Competition will always remain. If a company uses unfair smart contracts, there will always be alternatives.
But I would much rather an industry be run by fair, auditable code than (unfortunately faulty) humans.
The only thing "auditable" gets you is "certain to have the intended outcome". It doesn't make the intended outcome good or ... uh, fair.
If a company uses unfair smart contracts, there will always be alternatives.
Why would that be? You have plenty of situations right now where a given company will offer you an ordinary contracts where there are no alternatives. Google's monopoly on Internet advertising has gotten a lot of press, there are plenty of places where a single ISP is all that's possible. What kind of contract would hospitals offer a person right before surgery?

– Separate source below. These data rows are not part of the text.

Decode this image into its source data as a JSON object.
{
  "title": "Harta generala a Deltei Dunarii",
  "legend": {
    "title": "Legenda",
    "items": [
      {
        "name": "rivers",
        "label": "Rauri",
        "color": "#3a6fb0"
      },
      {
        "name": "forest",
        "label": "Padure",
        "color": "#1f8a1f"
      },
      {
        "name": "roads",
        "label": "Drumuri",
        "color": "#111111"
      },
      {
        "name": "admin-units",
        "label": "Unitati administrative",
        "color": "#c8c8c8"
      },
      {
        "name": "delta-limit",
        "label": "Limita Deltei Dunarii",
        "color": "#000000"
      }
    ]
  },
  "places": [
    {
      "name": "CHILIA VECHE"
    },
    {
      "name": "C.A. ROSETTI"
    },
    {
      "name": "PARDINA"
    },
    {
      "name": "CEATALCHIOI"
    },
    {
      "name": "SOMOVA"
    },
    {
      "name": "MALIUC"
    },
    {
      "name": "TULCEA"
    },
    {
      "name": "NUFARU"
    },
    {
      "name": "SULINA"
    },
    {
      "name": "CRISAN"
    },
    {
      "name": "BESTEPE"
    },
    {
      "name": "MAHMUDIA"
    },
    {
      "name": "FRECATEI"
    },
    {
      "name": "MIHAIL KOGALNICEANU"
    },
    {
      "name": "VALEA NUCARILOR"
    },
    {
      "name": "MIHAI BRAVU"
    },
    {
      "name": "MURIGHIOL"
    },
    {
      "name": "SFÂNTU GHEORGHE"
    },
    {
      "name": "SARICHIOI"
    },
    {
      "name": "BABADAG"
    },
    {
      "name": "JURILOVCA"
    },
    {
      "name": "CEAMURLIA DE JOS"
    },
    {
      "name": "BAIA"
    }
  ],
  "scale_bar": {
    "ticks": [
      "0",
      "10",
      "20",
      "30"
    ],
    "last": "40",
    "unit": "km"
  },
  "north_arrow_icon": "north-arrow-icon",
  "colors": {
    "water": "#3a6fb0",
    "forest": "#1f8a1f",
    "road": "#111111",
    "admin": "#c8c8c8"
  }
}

I find it remarkable someone would make this sort of statement.
"Certain to have the intended outcome" goes a long way in aligning people's expectations with outcomes, and removing sources of unfairness.
>>Why would that be? You have plenty of situations right now where a given company will offer you an ordinary contracts where there are no alternatives. Google's monopoly on Internet advertising has gotten a lot of press, there are plenty of places where a single ISP is all that's possible.
That's not the fault of the provider who steps in to provide the service. If there is a natural monopoly, it's the public's job to come together and collectively fund a public option to ensure that the economic rent from being the monopolistic provider is distributed to the public rather than captured by a private party.
The solution is not to restrict people's right to engage in mutually voluntary private interactions.